We slogged to Broadclyst (into the headwind…) and the first food stop where we wee’d and were well fed, homitie pies and brownies and yummy stuff we were actually allowed to fill our pockets with 🙂:-) Jerseys bulging with contraband flapjacks we set off on the next leg, me, quietly dreading the next significant hill…

We had been and were being passed by a number of people who seemed everso friendly – familiar even – we were puzzled but too tired to really take too much notice. Finally the penny dropped when some chap rode by and said “hello flag ladies – we saw you last weekend at the Coast to Coast”. 88862

We started climbing at around about the 40 mile mark, gradually gaining until mile 43 when we passed a chap taking his cleats off so that he could walk the hill better. 😱 Well that bodes well, I thought to myself! Also, there were bluebells. Nuff said. Then we climbed. In a mile and a half we gained 500 feet, hitting 26% in places according to Stravia (she never lies). It was SO steep in places, our front wheels came off the ground! Still, we both rode it and were commended by plenty of walkers for doing so; “go flag ladies” they gasped!

JB said that who ever got to the top first wasn’t to stop, and just to potter on till the other caught up. I think she thought this would be me! Yeah right. For the first time, I felt sick with the effort, and I couldn’t even see JB, she powered up the climb like, well I dunno – something that powers up climbs. I was too focused on keeping balanced on my slowest moving bike in history to get too jealous!! ;-) When we got our breath back and heart rates returned to *normal*, we declared that we needed a new uniform – the flag jersey’s would hafta go in the kindling pile for next winter!

We spent a couple of miles pottering and indulged in the odd photo; and discussed our options. There is a 7 mile loop at 50 miles that you can by-pass, we decided we’d decide whether or not to by-pass it when we got there.

Did we by-pass the by-passable bit? Did we buggery. In for a penny… (we had pockets full of flapjack and ibuprofen… we’d be fine, right?) There was another fairly hefty climb, although nothing compared to the previous efforts and it put us on top of the Blackdown Hills. We circumnavigated Dunkersewell, pausing to point at some nutter in a hand-glider and had a 😇/👿 moment when we contemplated ditching the whole thing for a breakfast bap in the airport cafe (they are the best ones you can get). The 😇 won. I’m really not sure how.

Did I mention it was windy? The headwind? The bloody headwind that we rode in to all the way to the first food stop.

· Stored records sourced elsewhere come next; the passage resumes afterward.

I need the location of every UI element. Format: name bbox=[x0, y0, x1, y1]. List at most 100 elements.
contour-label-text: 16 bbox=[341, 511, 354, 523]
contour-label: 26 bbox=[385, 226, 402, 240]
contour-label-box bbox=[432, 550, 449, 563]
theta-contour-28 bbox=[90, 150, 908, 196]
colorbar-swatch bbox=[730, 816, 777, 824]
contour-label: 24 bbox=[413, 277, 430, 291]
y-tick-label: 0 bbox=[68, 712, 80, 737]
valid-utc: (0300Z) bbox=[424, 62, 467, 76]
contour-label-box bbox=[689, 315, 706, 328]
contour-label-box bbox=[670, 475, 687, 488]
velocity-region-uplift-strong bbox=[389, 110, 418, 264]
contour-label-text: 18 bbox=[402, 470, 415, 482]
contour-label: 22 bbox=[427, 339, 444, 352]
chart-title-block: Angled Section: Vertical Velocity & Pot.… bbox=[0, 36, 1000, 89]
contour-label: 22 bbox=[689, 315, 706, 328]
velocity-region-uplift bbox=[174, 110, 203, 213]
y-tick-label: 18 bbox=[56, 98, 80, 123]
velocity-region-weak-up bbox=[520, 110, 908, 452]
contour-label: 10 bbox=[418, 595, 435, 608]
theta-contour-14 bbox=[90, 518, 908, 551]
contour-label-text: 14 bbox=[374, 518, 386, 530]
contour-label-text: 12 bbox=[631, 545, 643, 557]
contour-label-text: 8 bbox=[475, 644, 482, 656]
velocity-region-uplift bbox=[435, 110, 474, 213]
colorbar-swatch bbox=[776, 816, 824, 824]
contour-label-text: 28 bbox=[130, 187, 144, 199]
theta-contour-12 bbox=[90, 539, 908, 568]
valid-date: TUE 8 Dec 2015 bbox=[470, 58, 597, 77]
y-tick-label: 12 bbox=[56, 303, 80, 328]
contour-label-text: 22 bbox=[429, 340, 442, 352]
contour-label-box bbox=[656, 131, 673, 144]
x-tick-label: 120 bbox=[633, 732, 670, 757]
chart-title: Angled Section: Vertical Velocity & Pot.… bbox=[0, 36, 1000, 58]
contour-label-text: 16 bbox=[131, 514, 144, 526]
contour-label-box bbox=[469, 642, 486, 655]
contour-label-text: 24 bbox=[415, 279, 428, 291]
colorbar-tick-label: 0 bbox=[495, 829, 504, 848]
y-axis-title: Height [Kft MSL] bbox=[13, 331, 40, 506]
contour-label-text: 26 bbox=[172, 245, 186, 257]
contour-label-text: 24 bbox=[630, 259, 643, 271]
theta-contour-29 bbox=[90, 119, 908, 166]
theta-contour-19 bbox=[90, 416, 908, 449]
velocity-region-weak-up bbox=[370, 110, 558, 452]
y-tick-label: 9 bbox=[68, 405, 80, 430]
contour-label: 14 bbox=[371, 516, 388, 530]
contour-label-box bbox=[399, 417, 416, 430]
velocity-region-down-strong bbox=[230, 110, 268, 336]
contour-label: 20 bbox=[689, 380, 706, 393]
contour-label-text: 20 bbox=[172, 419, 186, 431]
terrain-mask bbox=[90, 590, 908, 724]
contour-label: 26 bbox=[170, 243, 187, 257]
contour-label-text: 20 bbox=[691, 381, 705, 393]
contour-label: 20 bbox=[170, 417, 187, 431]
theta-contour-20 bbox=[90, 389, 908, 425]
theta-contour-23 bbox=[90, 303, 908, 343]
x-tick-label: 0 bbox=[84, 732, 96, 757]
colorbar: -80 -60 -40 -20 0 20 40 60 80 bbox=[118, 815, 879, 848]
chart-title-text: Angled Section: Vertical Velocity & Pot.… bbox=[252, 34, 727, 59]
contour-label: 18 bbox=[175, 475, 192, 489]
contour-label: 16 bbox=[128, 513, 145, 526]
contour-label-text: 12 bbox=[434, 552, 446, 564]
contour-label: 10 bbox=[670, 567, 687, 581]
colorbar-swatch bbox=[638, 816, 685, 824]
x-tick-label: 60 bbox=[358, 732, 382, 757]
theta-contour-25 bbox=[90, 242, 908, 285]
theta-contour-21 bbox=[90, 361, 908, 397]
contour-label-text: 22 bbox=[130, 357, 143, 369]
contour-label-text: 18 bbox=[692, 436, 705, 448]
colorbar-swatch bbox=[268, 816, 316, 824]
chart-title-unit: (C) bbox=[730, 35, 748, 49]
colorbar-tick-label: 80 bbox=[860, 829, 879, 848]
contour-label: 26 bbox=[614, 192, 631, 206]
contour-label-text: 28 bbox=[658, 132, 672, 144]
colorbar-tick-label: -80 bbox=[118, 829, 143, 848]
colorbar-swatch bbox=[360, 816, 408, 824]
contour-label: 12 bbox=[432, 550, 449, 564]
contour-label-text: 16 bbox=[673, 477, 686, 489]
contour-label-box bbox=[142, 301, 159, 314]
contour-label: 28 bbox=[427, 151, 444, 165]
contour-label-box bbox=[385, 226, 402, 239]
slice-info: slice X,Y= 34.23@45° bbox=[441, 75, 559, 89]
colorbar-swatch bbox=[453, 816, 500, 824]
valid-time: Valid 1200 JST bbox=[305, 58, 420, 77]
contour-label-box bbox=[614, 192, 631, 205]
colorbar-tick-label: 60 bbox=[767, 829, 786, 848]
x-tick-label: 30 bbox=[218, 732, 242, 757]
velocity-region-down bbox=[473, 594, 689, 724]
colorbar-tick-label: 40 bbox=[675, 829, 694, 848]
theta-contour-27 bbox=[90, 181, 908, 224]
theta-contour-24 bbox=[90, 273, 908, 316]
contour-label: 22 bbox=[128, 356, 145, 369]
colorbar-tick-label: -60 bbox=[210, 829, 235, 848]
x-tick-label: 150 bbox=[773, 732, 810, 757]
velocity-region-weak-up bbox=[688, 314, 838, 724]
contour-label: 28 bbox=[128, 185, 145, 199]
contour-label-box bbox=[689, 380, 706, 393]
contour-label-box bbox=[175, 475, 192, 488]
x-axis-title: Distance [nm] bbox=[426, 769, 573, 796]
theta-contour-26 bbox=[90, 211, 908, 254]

Finally we would get the benefit of this all the way ba-… Wait. No. That’s not right, not what happened at all. Indeed, at various times we both heard muttering about the absence of “that fucking tailwind”, or variations of…

We rode along the ridge of the Blackdown Hills. My head went down, this was far harder than any of the hills. Straight flat roads, head winds 😕, boring. We took turns to lead the way and by now, wheel sucking was the only way we (I) were going to get to the end. This went on for about15 miles until, finally, we dropped down and onto the homestretch. Thinking how lucky we’d been with the weather – rain had been forecast and other than a light shower, we’d stayed dry. Mile 73… Sorry, what now? Mile 73 – that’s more than promised. And again, I’m sorry, what’s this stabbing me in the face and legs? Hail? Of course it is. Hail, whatever else would it be? And just in time for the big decent. V-brakes, steep decent, potholes and hail. We tiptoed down the hill, cold knuckles clinging onto the brakes for dear life… and as soon as it started it was over! One more mile and we were back, medals on, bikes loaded, cheese and pickle sarnies eaten and home we went. I’ve not left the sofa since!

5h:30, 74 miles, 4144 feet of climbing, AND average speed of 13.5 mph :-) S&P on the 100? They totally smashed it – 116 miles, 5,000 feet of climbing in 7.5hrs – machines. They are Actual Machines. P’raps this is what we should train for next year…

Meh… never-a-fucking-gain I said. (Of course I didn’t mean it).